Pillow Talk: René Gregorius and the Renaissance Bed

 

Architectural Digest, Interior Design: Melvin Dwok, Photo: Mary E. Nichols, Bed: Gregorius/Pineo, November 1999

 

René Gregorius and Stephanie Pineo, aficionados of early antique furnishings, craftsmanship, and design, opened their Los Angeles business Gregorius/Pineo in 1984 at the back of a North La Cienega Blvd storefront. They later moved to an elegant  showroom at 651-653 North La Cienega Blvd. Interior Design Hall of Fame honoree Melvin Dwork told Architectural Digest almost ten years later, "Gregorius/Pineo is one of the best places out there." AD wrote that Dwork purchased a wrought-iron four-poster bed based on a Renaissance design from the to-the-trade showroom that specialized in high-end artisanal reproduction furniture. Their line at the time also included a Tuscan-style cabinet, a dining table made with a burl elm, a Louis XV-style cane-back chair, and a Louis XIII Os de Mouton Bergere copied and scaled up from the original that René owned.

 

René Gregorius enjoying his Los Angeles patio, 2020, seated in a Gregorius/Pineo Twig Iron Arm Chair

 

When clients visited the showroom, René enjoyed telling them that the wrought-iron four-poster could sleep five. He owned the original, which he discovered while living in San Francisco during the early 1970s. The Amsterdam native moved to the Bay Area in the sixties to direct catering at The Mark Hopkins Hotel, going on to head catering operations at the San Francisco Hilton. But his passion was very early antiques, and when visiting a shop on North Point Street, the dealer named Alfred Koch said, "Take a look at this pile of rusted Renaissance iron. It's a bed, and it's very you."
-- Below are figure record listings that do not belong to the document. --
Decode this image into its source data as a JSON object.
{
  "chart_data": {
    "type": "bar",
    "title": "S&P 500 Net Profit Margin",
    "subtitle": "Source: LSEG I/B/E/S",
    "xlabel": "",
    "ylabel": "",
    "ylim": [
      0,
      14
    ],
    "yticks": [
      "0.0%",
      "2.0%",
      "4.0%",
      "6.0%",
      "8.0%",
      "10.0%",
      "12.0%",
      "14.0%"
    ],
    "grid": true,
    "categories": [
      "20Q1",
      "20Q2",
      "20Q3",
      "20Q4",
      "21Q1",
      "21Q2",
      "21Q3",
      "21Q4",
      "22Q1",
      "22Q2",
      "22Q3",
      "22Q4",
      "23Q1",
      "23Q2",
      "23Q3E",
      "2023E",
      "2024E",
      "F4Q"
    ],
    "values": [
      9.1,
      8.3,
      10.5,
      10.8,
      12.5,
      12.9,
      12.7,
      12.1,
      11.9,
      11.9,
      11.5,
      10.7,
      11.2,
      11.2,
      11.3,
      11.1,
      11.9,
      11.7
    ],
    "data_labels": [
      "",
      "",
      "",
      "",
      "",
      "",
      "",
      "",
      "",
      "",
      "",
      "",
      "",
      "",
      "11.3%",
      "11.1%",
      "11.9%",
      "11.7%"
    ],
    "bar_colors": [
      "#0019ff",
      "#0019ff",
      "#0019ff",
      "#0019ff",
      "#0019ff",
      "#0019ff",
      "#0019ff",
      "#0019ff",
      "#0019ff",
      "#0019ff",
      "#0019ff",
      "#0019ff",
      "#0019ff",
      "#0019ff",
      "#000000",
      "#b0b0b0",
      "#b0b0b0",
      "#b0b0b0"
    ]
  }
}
The pile of rusted iron was at the back of the shop, lying on the ground. René loaded it all into his VW Beetle with the pieces sticking out of the sunroof. He drove home to his 1920s apartment on Bay Street, where after figuring out how to assemble the bed, he removed the rust and waxed it to bring out its beautiful patina. Once installed in the main bedroom, René draped the walls in natural burlap at the suggestion of his friend, the legendary interior designer Michael Taylor. Later, he found a book on early Italian ironwork with a similar bed from the 17th century. The description said, "sleeps five," alluding to communal sleeping, the norm until the Victorians.

Gregorius | Pineo 17th Century Italian Iron Bed

René and Stephanie adjusted the bed's design and included it in the Gregorius/Pineo line. It evolved from no finials per the original to "with finials," which could come with two or four posts and with or without drapery. Of course, they offered sizes Single, Double, Queen, King, or custom to sleep five. Over the years, Gregorius/Pineo's business expanded to serve the top echelons of the design world, with representation in design center showrooms across the nation and an international clientele. In 2004, René and Stephanie sold the business to Kneedler Fauchère, Gregorius/Pineo's first and longest-representing showroom. 

Rebranded Gregorius | Pineo, the classical reproduction line of 185 styles morphed into a product house of over 1,000 items with collections ranging from primitive cultures through the 17th, 18th, and 19th centuries and into the modernist periods of the 20th century. Designers still order the Renaissance-styled wrought-iron four-poster bed, now known as the 17th Century Italian Iron Bed. Sadly René passed away in 2022 at his beloved home in Los Angeles. He was 91. Despite his multisyllabic surname being synonymous with exquisite furniture, he was humble and unassuming. "No hoopla, please," he said. 

Special thanks to Stephanie Pineo and Stephen Baker, René's partner and husband, for their input.